LONDON: A ninth lawmaker quit Britain’s main opposition Labour Party on Friday, blaming leader Jeremy Corbyn’s handling of accusations of anti-Semitism within its ranks.

Advertisement

Ian Austin’s resignation adds to a mounting rebellion against Corbyn after the defections earlier this week of eight Labour MPs over the issues of anti-Semitism and Brexit. Austin said he was "appalled at the offence and distress Jeremy Corbyn and the Labour Party have caused to Jewish people" and that he had become "ashamed" of its conduct under the left-wing opposition leader.

"It is terrible that a culture of extremism, anti-Semitism and intolerance is driving out good MPs and decent people who have committed their life to mainstream politics," he told the Express & Star, his constituency’s local newspaper.

"The hard left is now in charge of the party, they’re going to get rid of lots of decent mainstream MPs and I just can’t see how it can return to the mainstream party that won elections and changed the country for the better."

Earlier this week eight Labour MPs, and then three from the governing Conservative party, formed a new centrist block in parliament, in the biggest split in British politics since 1981.

The Conservative rebels cited opposition to what they see as their party’s increasingly hardline euroscepticism for their departures, while the Labour lawmakers blamed quitting on both its Brexit policy and its anti-Semitism issues.
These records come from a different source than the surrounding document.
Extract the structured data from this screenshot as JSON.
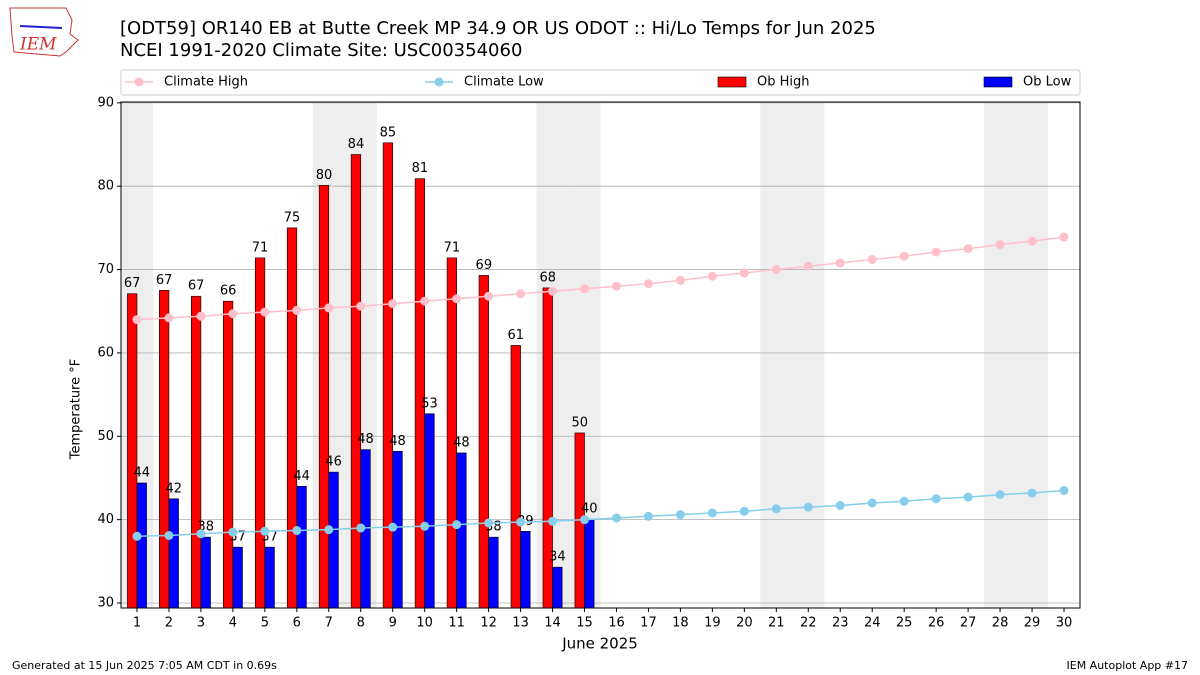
{
  "chart_data": {
    "type": "bar",
    "logo_text": "IEM",
    "title": "[ODT59] OR140 EB at Butte Creek MP 34.9  OR US ODOT :: Hi/Lo Temps for Jun 2025",
    "subtitle": "NCEI 1991-2020 Climate Site: USC00354060",
    "y_label": "Temperature °F",
    "x_label": "June 2025",
    "footer_left": "Generated at 15 Jun 2025 7:05 AM CDT in 0.69s",
    "footer_right": "IEM Autoplot App #17",
    "x": [
      1,
      2,
      3,
      4,
      5,
      6,
      7,
      8,
      9,
      10,
      11,
      12,
      13,
      14,
      15,
      16,
      17,
      18,
      19,
      20,
      21,
      22,
      23,
      24,
      25,
      26,
      27,
      28,
      29,
      30
    ],
    "xlim": [
      0.5,
      30.5
    ],
    "ylim": [
      29.4,
      90.1
    ],
    "yticks": [
      30,
      40,
      50,
      60,
      70,
      80,
      90
    ],
    "grid": true,
    "weekend_days": [
      1,
      7,
      8,
      14,
      15,
      21,
      22,
      28,
      29
    ],
    "series": [
      {
        "name": "Climate High",
        "type": "line",
        "color": "#ffc0cb",
        "values": [
          64.0,
          64.2,
          64.4,
          64.7,
          64.9,
          65.1,
          65.4,
          65.6,
          65.9,
          66.2,
          66.5,
          66.8,
          67.1,
          67.4,
          67.7,
          68.0,
          68.3,
          68.7,
          69.2,
          69.6,
          70.0,
          70.4,
          70.8,
          71.2,
          71.6,
          72.1,
          72.5,
          73.0,
          73.4,
          73.9
        ]
      },
      {
        "name": "Climate Low",
        "type": "line",
        "color": "#87ceeb",
        "values": [
          38.0,
          38.1,
          38.3,
          38.5,
          38.6,
          38.7,
          38.8,
          39.0,
          39.1,
          39.2,
          39.4,
          39.6,
          39.7,
          39.8,
          40.0,
          40.2,
          40.4,
          40.6,
          40.8,
          41.0,
          41.3,
          41.5,
          41.7,
          42.0,
          42.2,
          42.5,
          42.7,
          43.0,
          43.2,
          43.5
        ]
      },
      {
        "name": "Ob High",
        "type": "bar",
        "color": "#ff0000",
        "values": [
          67.1,
          67.5,
          66.8,
          66.2,
          71.4,
          75.0,
          80.1,
          83.8,
          85.2,
          80.9,
          71.4,
          69.3,
          60.9,
          67.8,
          50.4,
          null,
          null,
          null,
          null,
          null,
          null,
          null,
          null,
          null,
          null,
          null,
          null,
          null,
          null,
          null
        ],
        "value_labels": [
          "67",
          "67",
          "67",
          "66",
          "71",
          "75",
          "80",
          "84",
          "85",
          "81",
          "71",
          "69",
          "61",
          "68",
          "50",
          null,
          null,
          null,
          null,
          null,
          null,
          null,
          null,
          null,
          null,
          null,
          null,
          null,
          null,
          null
        ]
      },
      {
        "name": "Ob Low",
        "type": "bar",
        "color": "#0000ff",
        "values": [
          44.4,
          42.5,
          37.9,
          36.7,
          36.7,
          44.0,
          45.7,
          48.4,
          48.2,
          52.7,
          48.0,
          37.9,
          38.6,
          34.3,
          40.1,
          null,
          null,
          null,
          null,
          null,
          null,
          null,
          null,
          null,
          null,
          null,
          null,
          null,
          null,
          null
        ],
        "value_labels": [
          "44",
          "42",
          "38",
          "37",
          "37",
          "44",
          "46",
          "48",
          "48",
          "53",
          "48",
          "38",
          "39",
          "34",
          "40",
          null,
          null,
          null,
          null,
          null,
          null,
          null,
          null,
          null,
          null,
          null,
          null,
          null,
          null,
          null
        ]
      }
    ]
  }
}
They now sit in the House of Commons as an independent group and have signalled plans for a new centre-ground party.

However Austin, an MP since 2005 who has said Britain’s 2016 EU referendum result should be honoured, indicated that he would not be joining the new faction imminently. Britain’s two main parties are badly divided over Brexit and the tensions have come to a head as the March 29 deadline for the country’s departure from the bloc looms. Labour has been plagued by claims of anti-Semitism ever since Corbyn, a lifelong eurosceptic and supporter of anti-Israel groups, became its leader in 2015.